The Garment’s Industry’s Role
Bangladesh’s economic focus on exporting ready-made garments for global brands like Walmart and H&M spurred rapid growth. However, the economy’s dependence on one industry may also have made it more vulnerable to shocks, such as when Russia’s invasion of Ukraine disrupted supply chains. Now, said Rubana Huq, the chairperson of a Bangladeshi business conglomerate with a focus in garment manufacturing, buyers are already moving away from Bangladesh because of uncertainty as to whether the country’s factories can stay open and meet production demand.
“The buyer is constantly chasing us for on-time shipment, and as much as they would like to sympathize with us, the market isn’t going to wait,” Huq said. She predicted that buyers looking to factories in nearby Pakistan, India, and Cambodia were by no means certain to return to Bangladesh eventually. “Once the buyer leaves the country, the market shifts.”

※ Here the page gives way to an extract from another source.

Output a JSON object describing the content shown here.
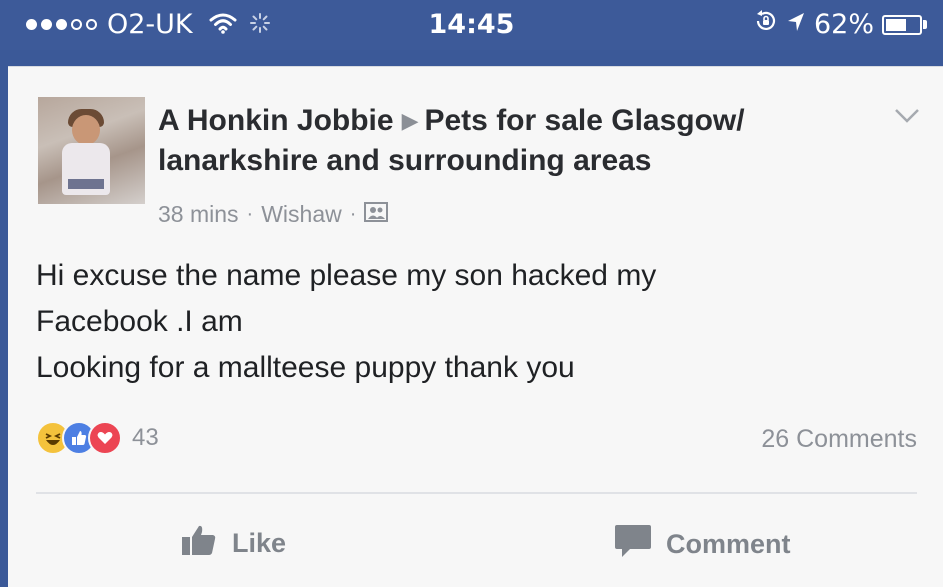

To salvage the garment industry, Huq argued, business owners within Bangladesh need to stop competing with each other and driving down the prices buyers are willing to pay. She also suggested that buyers are unlikely to put their trust in Bangladeshi factories until the country returns to political stability.
Mobarak argued against a singular focus on stability, noting that the sweeping political reforms protestors have demanded cannot be accomplished without upheaval. “The revolution was necessary, and revolutions necessitate the opposite of stability,” he said. “We have evidence that there were hundreds of millions of dollars, maybe billions, that were stolen from the country. Stability got us there.”

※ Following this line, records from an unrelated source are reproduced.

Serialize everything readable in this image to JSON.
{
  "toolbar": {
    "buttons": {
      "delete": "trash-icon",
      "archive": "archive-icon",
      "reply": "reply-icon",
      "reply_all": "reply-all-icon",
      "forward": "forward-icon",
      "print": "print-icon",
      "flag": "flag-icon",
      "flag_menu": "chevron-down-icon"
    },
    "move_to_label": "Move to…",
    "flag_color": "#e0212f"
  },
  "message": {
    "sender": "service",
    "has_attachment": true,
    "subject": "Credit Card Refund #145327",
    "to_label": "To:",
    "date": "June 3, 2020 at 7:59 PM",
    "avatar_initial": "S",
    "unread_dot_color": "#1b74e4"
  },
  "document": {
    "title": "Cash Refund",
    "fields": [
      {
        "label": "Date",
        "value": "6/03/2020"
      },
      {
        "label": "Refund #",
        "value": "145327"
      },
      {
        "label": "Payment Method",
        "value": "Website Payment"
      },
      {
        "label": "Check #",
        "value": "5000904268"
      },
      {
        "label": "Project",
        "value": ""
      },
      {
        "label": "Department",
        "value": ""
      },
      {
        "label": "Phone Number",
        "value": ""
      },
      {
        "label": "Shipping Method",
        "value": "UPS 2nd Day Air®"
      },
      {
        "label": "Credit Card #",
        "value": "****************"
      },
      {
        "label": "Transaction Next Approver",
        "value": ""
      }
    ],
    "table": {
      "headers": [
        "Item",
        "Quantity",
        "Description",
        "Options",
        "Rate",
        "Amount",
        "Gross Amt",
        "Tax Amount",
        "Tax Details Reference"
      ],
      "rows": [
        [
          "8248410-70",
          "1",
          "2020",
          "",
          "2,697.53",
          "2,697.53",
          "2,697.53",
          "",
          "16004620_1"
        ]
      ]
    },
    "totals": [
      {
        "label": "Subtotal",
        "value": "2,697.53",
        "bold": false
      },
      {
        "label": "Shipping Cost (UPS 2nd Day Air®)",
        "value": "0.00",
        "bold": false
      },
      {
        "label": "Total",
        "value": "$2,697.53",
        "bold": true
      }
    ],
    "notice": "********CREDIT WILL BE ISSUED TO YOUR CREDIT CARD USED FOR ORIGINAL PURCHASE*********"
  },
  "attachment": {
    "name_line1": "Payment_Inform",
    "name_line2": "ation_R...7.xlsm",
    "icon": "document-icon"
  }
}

Other attendees challenged Huq for what they perceived as her lack of support for student protestors. A lively debate ensued, highlighting the difficulties of achieving peaceful reform and reconciliation after a period of authoritarian leadership, in a setting where business leaders, policymakers, and civil society must work together on political and economic reforms to embark on a path of stable growth. Huq appealed for unity, saying that “academia must join hands with the industry immediately” and proposing that think tanks be established to synthesize different perspectives and guide the country through future economic transitions.
Investing in People
Asked what kinds of human-capital investments can help return Bangladesh to its previous economic competitiveness, Abdoulaye Seck, the World Bank’s country director for Bangladesh and Bhutan, said that leaders need to support self-employed people, who constitute two thirds of the workforce. “Bangladesh should invest in its people, and trusting the young people of Bangladesh will deliver a lot.”